It was getting a little too shaky for modern safety standards.
Cork’s iconic Daly’s Bridge (Shaky Bridge) is about to undergo a major repair and restoration to address “extensive corrosion and damage” to the heritage structure.
Daly’s Bridge, which opened in 1927, is unique in Ireland as the only surviving pedestrian suspension bridge of its type and age.
According to Cork City Council, key steel elements of the bridge will be taken down for repair and repainting, including the latticed deck and the original iron railings on the southern ferry boat quay.
Dismantling the bridge for repair off-site is considered best practice.
“By undertaking the critical repair, conservation and repainting works in the controlled conditions of a factory setting, we will ensure that the people of Cork will enjoy a more durable bridge better able to resist the effects of weather when it is put back in place”. explains Cork City Council Senior Engineer, Fergus Gleeson.
“Inclement weather conditions during the winter would also prevent this work being carried out on site, as would concerns around site personnel working at height for prolonged periods of time over the river.

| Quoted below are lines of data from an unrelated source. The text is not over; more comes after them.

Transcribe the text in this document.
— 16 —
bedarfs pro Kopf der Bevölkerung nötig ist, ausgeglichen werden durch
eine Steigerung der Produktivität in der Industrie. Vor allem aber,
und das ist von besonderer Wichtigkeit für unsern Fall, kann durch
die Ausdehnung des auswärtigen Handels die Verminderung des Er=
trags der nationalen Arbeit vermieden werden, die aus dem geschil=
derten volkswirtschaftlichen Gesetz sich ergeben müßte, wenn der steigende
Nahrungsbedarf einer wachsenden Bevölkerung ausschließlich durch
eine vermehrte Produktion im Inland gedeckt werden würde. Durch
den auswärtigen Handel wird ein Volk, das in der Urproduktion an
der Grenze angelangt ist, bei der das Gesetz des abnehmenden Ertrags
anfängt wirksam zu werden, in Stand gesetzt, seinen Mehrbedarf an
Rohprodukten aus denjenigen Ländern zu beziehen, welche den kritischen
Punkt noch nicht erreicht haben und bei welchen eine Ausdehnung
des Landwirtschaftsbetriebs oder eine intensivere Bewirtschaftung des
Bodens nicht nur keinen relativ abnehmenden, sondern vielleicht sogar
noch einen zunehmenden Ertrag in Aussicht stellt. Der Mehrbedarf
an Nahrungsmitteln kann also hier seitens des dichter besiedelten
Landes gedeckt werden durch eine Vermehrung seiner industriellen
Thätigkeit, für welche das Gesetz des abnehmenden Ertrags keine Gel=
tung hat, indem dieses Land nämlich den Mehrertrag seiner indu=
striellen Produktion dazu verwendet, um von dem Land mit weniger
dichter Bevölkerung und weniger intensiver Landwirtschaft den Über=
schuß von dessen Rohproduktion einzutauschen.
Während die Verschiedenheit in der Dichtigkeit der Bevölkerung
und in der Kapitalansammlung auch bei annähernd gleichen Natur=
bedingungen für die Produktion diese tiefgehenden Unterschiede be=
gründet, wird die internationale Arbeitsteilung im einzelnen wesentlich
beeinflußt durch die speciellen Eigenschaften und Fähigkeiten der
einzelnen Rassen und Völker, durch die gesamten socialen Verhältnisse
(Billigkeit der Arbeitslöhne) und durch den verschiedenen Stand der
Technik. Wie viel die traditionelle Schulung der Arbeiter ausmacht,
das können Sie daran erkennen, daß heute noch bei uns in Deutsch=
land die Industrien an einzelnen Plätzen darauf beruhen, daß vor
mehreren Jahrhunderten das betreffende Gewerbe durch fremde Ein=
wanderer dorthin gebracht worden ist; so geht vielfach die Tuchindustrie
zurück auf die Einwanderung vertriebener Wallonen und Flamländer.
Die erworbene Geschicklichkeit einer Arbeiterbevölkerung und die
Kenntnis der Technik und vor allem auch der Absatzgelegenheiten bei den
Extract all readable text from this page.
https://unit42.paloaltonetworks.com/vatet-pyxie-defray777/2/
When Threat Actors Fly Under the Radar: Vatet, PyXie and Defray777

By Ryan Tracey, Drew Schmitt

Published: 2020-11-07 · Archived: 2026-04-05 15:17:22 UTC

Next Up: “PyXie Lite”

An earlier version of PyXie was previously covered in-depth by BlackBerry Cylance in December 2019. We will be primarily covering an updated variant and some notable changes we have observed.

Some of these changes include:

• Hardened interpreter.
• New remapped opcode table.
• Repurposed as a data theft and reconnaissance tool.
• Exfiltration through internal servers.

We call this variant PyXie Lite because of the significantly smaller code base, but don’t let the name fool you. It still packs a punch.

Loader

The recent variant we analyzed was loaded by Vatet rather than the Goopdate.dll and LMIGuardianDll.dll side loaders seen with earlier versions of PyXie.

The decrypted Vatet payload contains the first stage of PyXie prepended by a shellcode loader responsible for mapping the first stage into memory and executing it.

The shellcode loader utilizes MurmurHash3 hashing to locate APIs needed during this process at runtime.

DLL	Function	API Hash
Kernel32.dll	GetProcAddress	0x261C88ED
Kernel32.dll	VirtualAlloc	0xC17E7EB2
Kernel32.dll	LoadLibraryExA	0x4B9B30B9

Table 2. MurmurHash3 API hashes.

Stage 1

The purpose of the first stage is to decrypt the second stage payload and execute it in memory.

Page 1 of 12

“Working offsite also serves to reduce potential impact on the environment as the likelihood of blast debris entering the river is reduced. In all cases the cables on the bridge need to be replaced which would necessitate temporary dismantling of the structure.”
Landscaping works are also to be undertaken on the north and south side of the bridge and lighting in the area improved; works which should also help deter anti social behaviour.
Cork City Council is seeking Part 8 planning permission for the project.
A spokesperson told Yay Cork: “It’s hoped that tenders will be awarded by the end of the year and work will start within weeks. The restored bridge will re-open mid summer next year.”